Common causes are: * Erroneous CGI / PHP (Bad filesystem permissions, scripting errors, malformed or missing shebang line, bad line endings, script timeouts, etc) * Malformed directives in a .htaccess file * Hardware / OS problems
Check out the link to detailed errors for more detailed errormessages. |Detailed errors |
501
Not Implemented
The server does not support the functionality required to fulfill the request. This is occasionally seen in cases where a malicious client tries to execute commands trough the httpd. Requests like '\x05\x01' arrive at the server, which is replied with a 501 status code.
502
Bad Gateway
The server, while acting as a gateway or proxy, received an invalid response from the upstream server it accessed in attempting to fulfill the request. This can happen when a backend processor is misconfigured or encounters an error. Also the default behaviour of mod_proxy is to send the status code 502 if it receives syntactically invalid response header lines (i.e. containing no colon) from the origin server. A bug causing Bad Gateway errors was fixed in 2.2.4, so if you encounter this error using an old version, please upgrade to the most recent version.
ProxyBadHeader
503
Service Unavailable
The server is currently unable to handle the request due to a temporary overloading or maintenance of the server. Check the current load of the server using for example MPM settings.
504
Gateway Timeout
The server, while acting as a gateway or proxy, did not receive a timely response from the upstream server specified by the URI (e.g. HTTP, FTP, LDAP) or some other auxiliary server (e.g. DNS) it needed to access in attempting to complete the request. You will need to check the status or logs on the backend side to find out what is causing the timeouts.
505
HTTP Version Not Supported
The http version used in the request is not supported by the httpd. Note that the Apache HTTPD Server is fully HTTP/1.1 compatible since version 1.2 (released June 1997), so this error will not likely be encountered, unless a malformed version was specified in the request.
506
Variant Also Negotiates
Part of the http status code extensions for Transparent Content Negotiation in HTTP. Indicates that the server has an internal configuration error: the chosen variant resource is configured to engage in transparent content negotiation itself, and is therefore not a proper end point in the negotiation process.

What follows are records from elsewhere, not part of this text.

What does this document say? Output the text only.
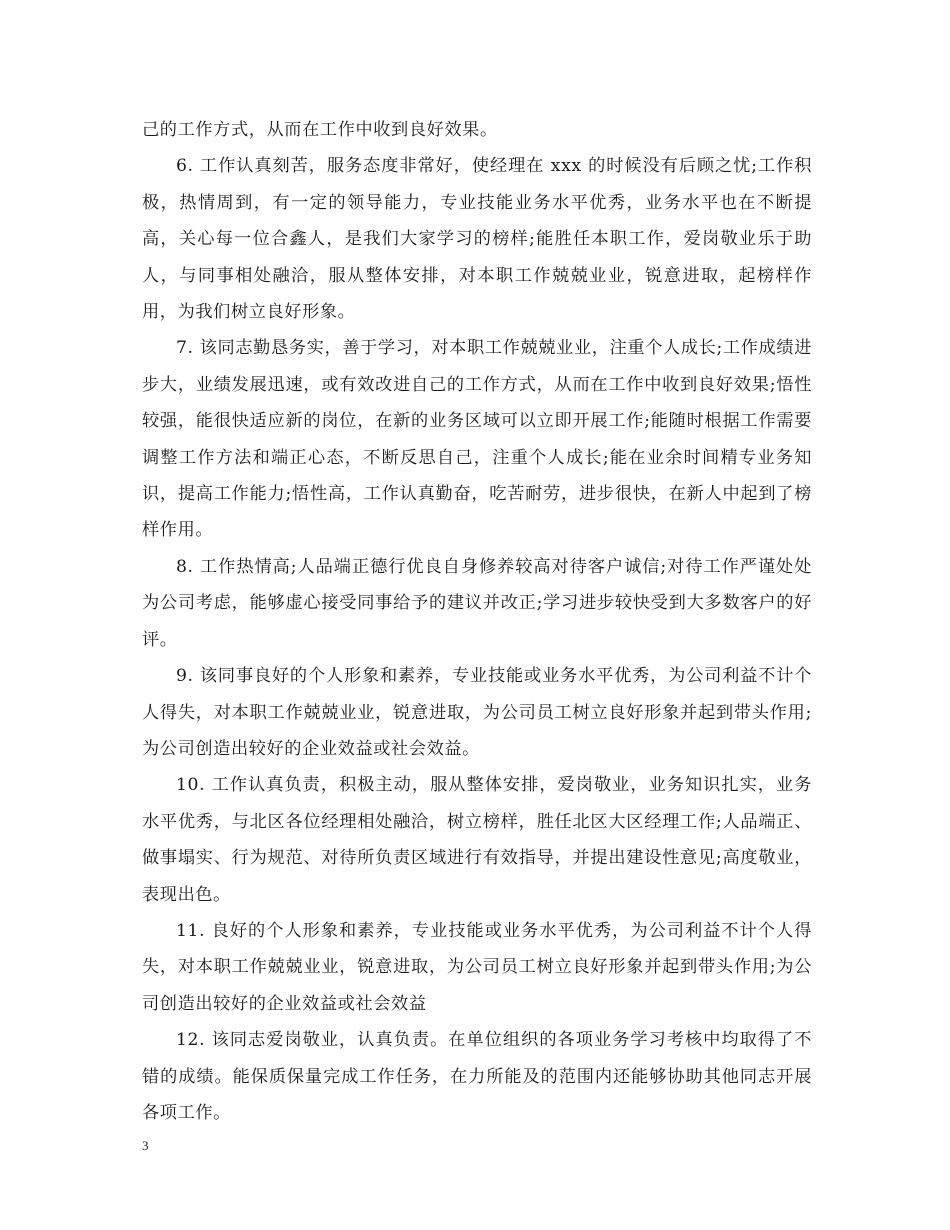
己的工作方式，从而在工作中收到良好效果。

6. 工作认真刻苦，服务态度非常好，使经理在 xxx 的时候没有后顾之忧;工作积极，热情周到，有一定的领导能力，专业技能业务水平优秀，业务水平也在不断提高，关心每一位合鑫人，是我们大家学习的榜样;能胜任本职工作，爱岗敬业乐于助人，与同事相处融洽，服从整体安排，对本职工作兢兢业业，锐意进取，起榜样作用，为我们树立良好形象。

7. 该同志勤恳务实，善于学习，对本职工作兢兢业业，注重个人成长;工作成绩进步大，业绩发展迅速，或有效改进自己的工作方式，从而在工作中收到良好效果;悟性较强，能很快适应新的岗位，在新的业务区域可以立即开展工作;能随时根据工作需要调整工作方法和端正心态，不断反思自己，注重个人成长;能在业余时间精专业务知识，提高工作能力;悟性高，工作认真勤奋，吃苦耐劳，进步很快，在新人中起到了榜样作用。

8. 工作热情高;人品端正德行优良自身修养较高对待客户诚信;对待工作严谨处处为公司考虑，能够虚心接受同事给予的建议并改正;学习进步较快受到大多数客户的好评。

9. 该同事良好的个人形象和素养，专业技能或业务水平优秀，为公司利益不计个人得失，对本职工作兢兢业业，锐意进取，为公司员工树立良好形象并起到带头作用;为公司创造出较好的企业效益或社会效益。

10. 工作认真负责，积极主动，服从整体安排，爱岗敬业，业务知识扎实，业务水平优秀，与北区各位经理相处融洽，树立榜样，胜任北区大区经理工作;人品端正、做事塌实、行为规范、对待所负责区域进行有效指导，并提出建设性意见;高度敬业，表现出色。

11. 良好的个人形象和素养，专业技能或业务水平优秀，为公司利益不计个人得失，对本职工作兢兢业业，锐意进取，为公司员工树立良好形象并起到带头作用;为公司创造出较好的企业效益或社会效益

12. 该同志爱岗敬业，认真负责。在单位组织的各项业务学习考核中均取得了不错的成绩。能保质保量完成工作任务，在力所能及的范围内还能够协助其他同志开展各项工作。

3
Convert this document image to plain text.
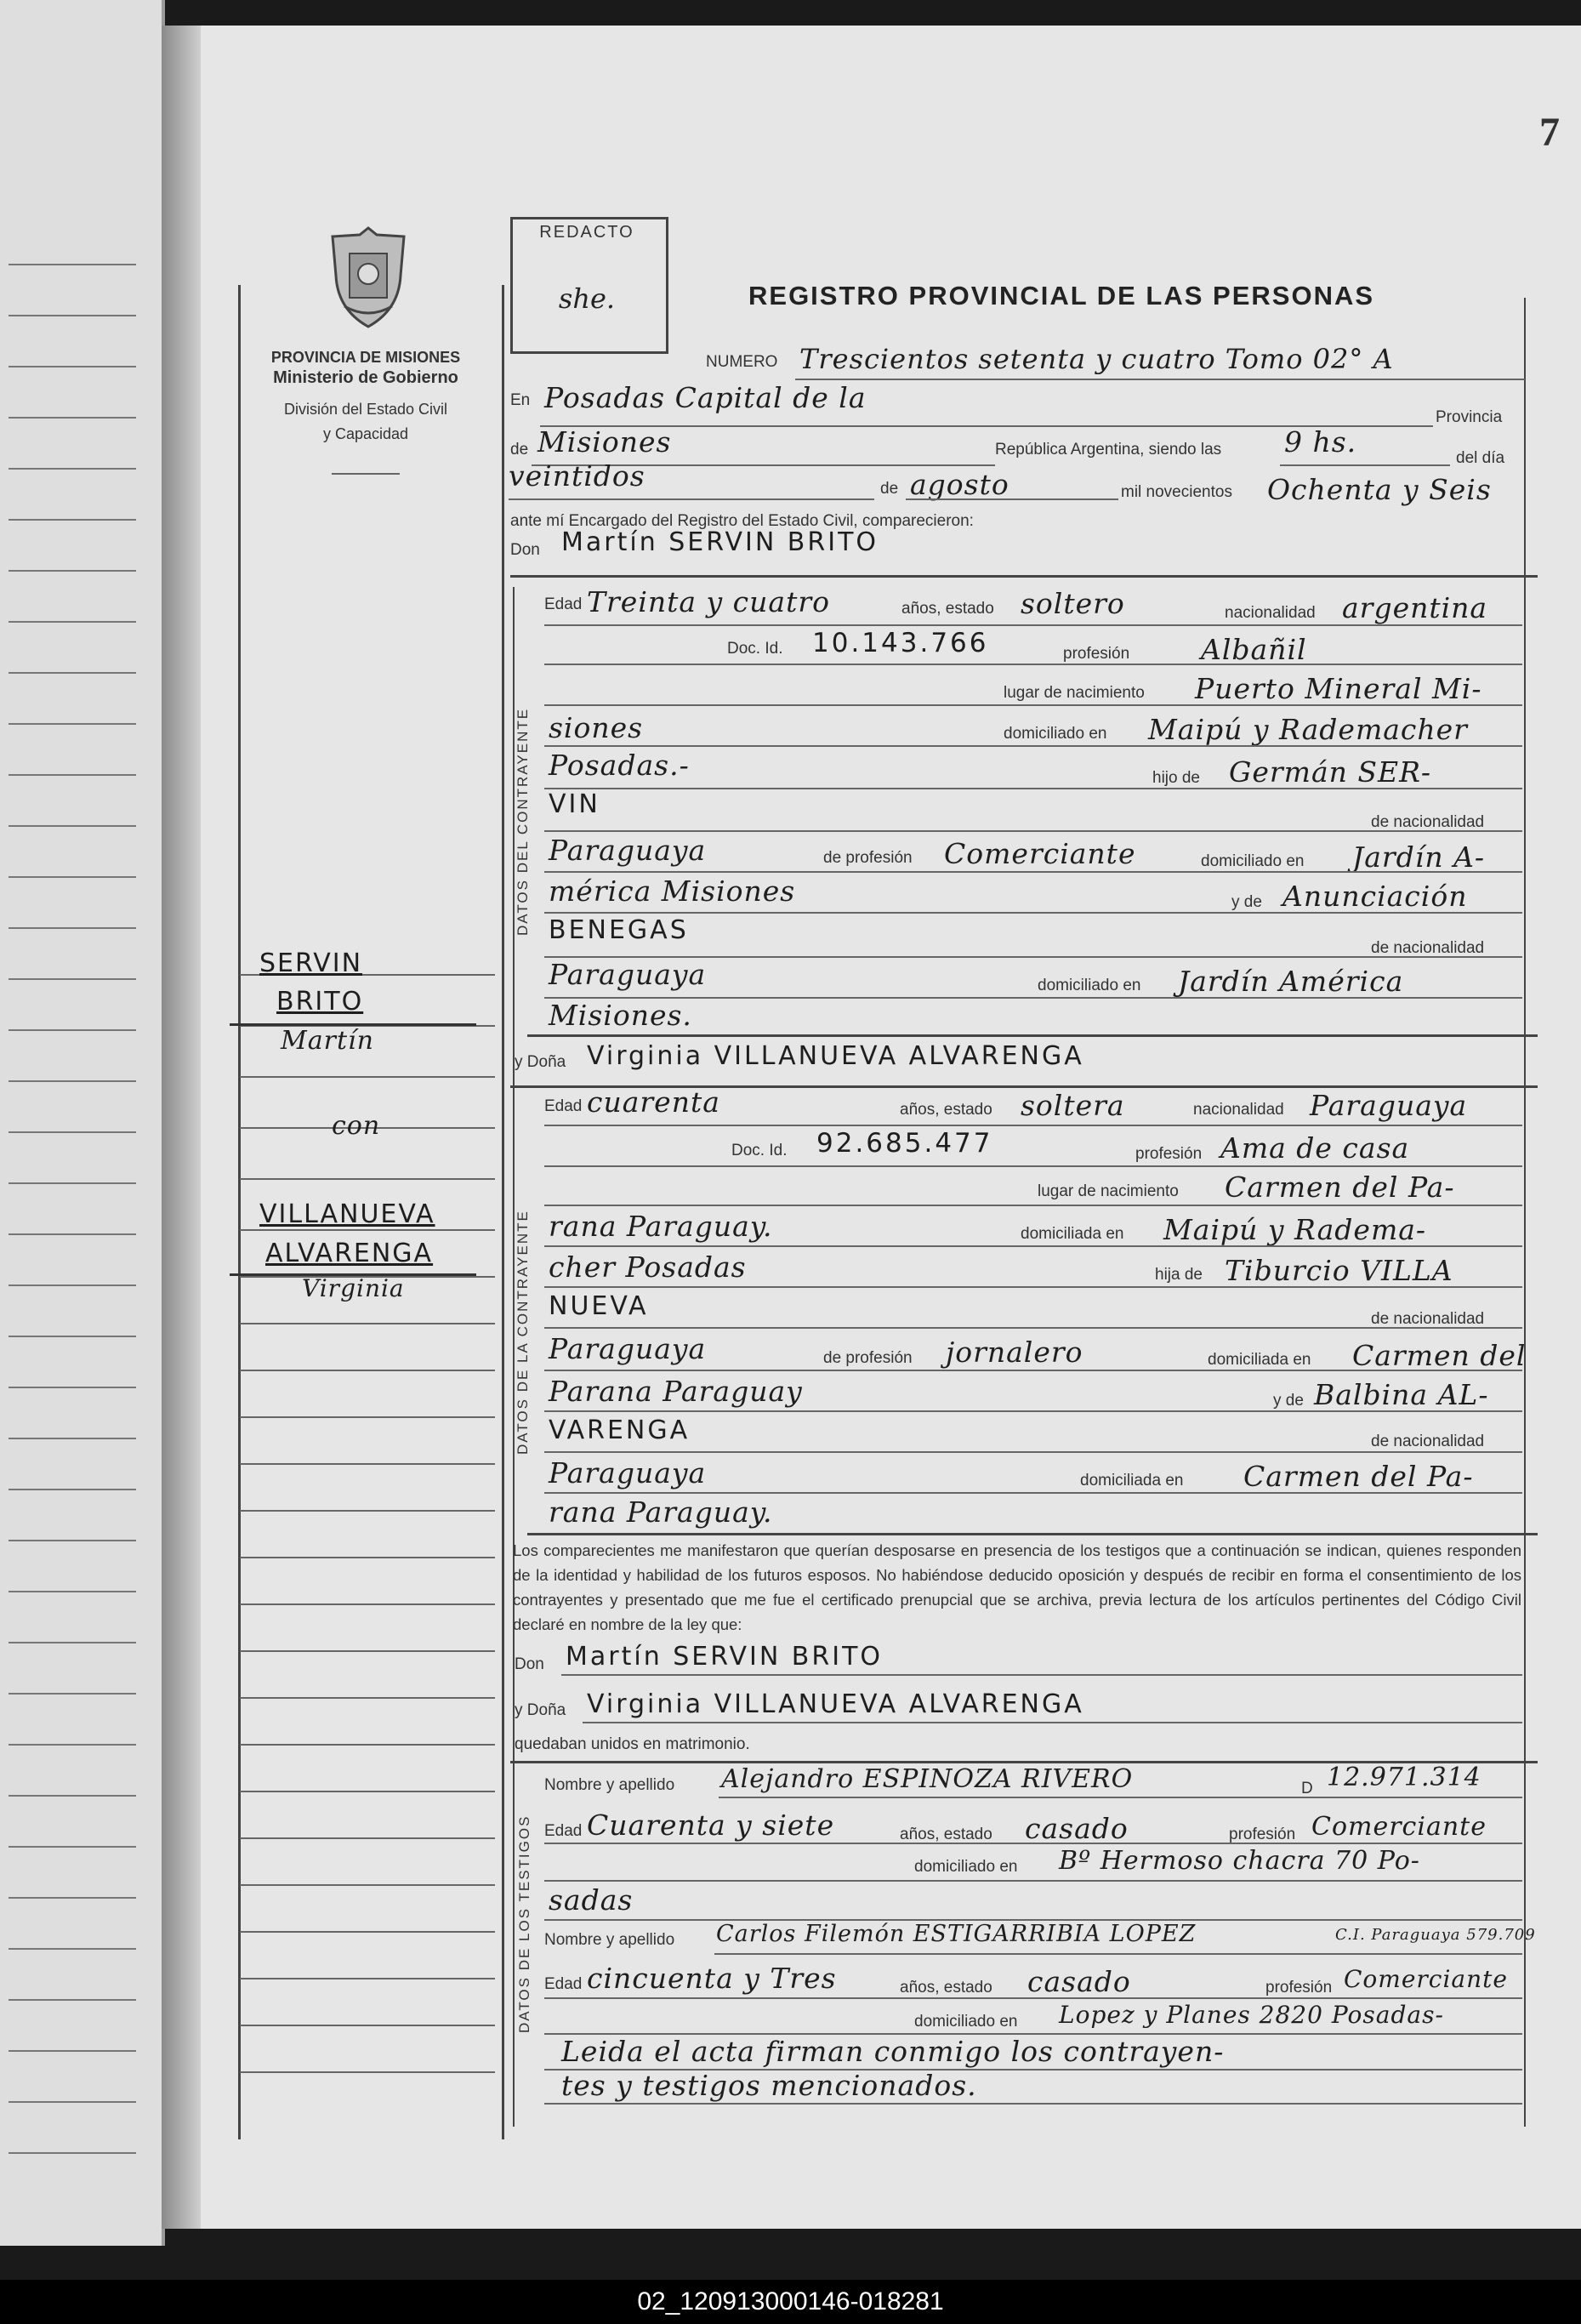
7
PROVINCIA DE MISIONES
Ministerio de Gobierno
División del Estado Civil
y Capacidad
SERVIN
BRITO
Martín
con
VILLANUEVA
ALVARENGA
Virginia
REDACTO
she.	REGISTRO PROVINCIAL DE LAS PERSONAS
NUMERO Trescientos setenta y cuatro Tomo 02° A
En Posadas Capital de la
Provincia
de Misiones	República Argentina, siendo las 9 hs.	del día
veintidos	de agosto	mil novecientos Ochenta y Seis
ante mí Encargado del Registro del Estado Civil, comparecieron:
Don Martín SERVIN BRITO
DATOS DEL CONTRAYENTE
Edad Treinta y cuatro	años, estado soltero	nacionalidad argentina
Doc. Id. 10.143.766	profesión	Albañil
lugar de nacimiento Puerto Mineral Mi-
siones	domiciliado en Maipú y Rademacher
Posadas.-	hijo de Germán SER-
VIN
de nacionalidad
Paraguaya	de profesión Comerciante	domiciliado en Jardín A-
mérica Misiones	y de Anunciación
BENEGAS
de nacionalidad
Paraguaya	domiciliado en Jardín América
Misiones.
y Doña Virginia VILLANUEVA ALVARENGA
DATOS DE LA CONTRAYENTE
Edad cuarenta	años, estado soltera	nacionalidad Paraguaya
Doc. Id. 92.685.477	profesión Ama de casa
lugar de nacimiento Carmen del Pa-
rana Paraguay.	domiciliada en Maipú y Radema-
cher Posadas	hija de Tiburcio VILLA
NUEVA	de nacionalidad
Paraguaya	de profesión jornalero	domiciliada en Carmen del
Parana Paraguay	y de Balbina AL-
VARENGA	de nacionalidad
Paraguaya	domiciliada en Carmen del Pa-
rana Paraguay.
Los comparecientes me manifestaron que querían desposarse en presencia de los testigos que a continuación se indican, quienes responden de la identidad y habilidad de los futuros esposos. No habiéndose deducido oposición y después de recibir en forma el consentimiento de los contrayentes y presentado que me fue el certificado prenupcial que se archiva, previa lectura de los artículos pertinentes del Código Civil declaré en nombre de la ley que:
Don Martín SERVIN BRITO
y Doña Virginia VILLANUEVA ALVARENGA
quedaban unidos en matrimonio.
DATOS DE LOS TESTIGOS
Nombre y apellido Alejandro ESPINOZA RIVERO	D 12.971.314
Edad Cuarenta y siete	años, estado casado	profesión Comerciante
domiciliado en Bº Hermoso chacra 70 Po-
sadas
Nombre y apellido Carlos Filemón ESTIGARRIBIA LOPEZ	C.I. Paraguaya 579.709
Edad cincuenta y Tres	años, estado casado	profesión Comerciante
domiciliado en Lopez y Planes 2820 Posadas-
Leida el acta firman conmigo los contrayen-
tes y testigos mencionados.
02_120913000146-018281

Example usage: _ TODO: Documentation says this RFC is supported, but what config or type-map contents would result in this status code?_ |RFC 2295 Section 8 |
507
Insufficient Storage
Part of the http status code extensions for Distributed Authoring (WebDAV). Means the method could not be performed on the resource because the server is unable to store the representation needed to successfully complete the request. Also known to be used by other applications, such as Microsoft Exchange.
510
Not Extended
Part of the http status code extensions for An HTTP Extension Framework. See link for details.
RFC 2774 Section 7
To get more details on the complete meaning of these codes you should consult the RFC 2616 Section 10.
HTTP status codes can be found in the Apache HTTPD logfiles, this example shows a request that results in a '200' response code:
127.0.0.1 - foo [21/Jul/2011:13:37:42 +0100] "GET /bar HTTP/1.1" 200 23674
Remember that, in the case of an error status code (4xx or 5xx), there will almost always be more details available in the Apache error log. See DistrosDefaultLayout if you don't know where that file is kept.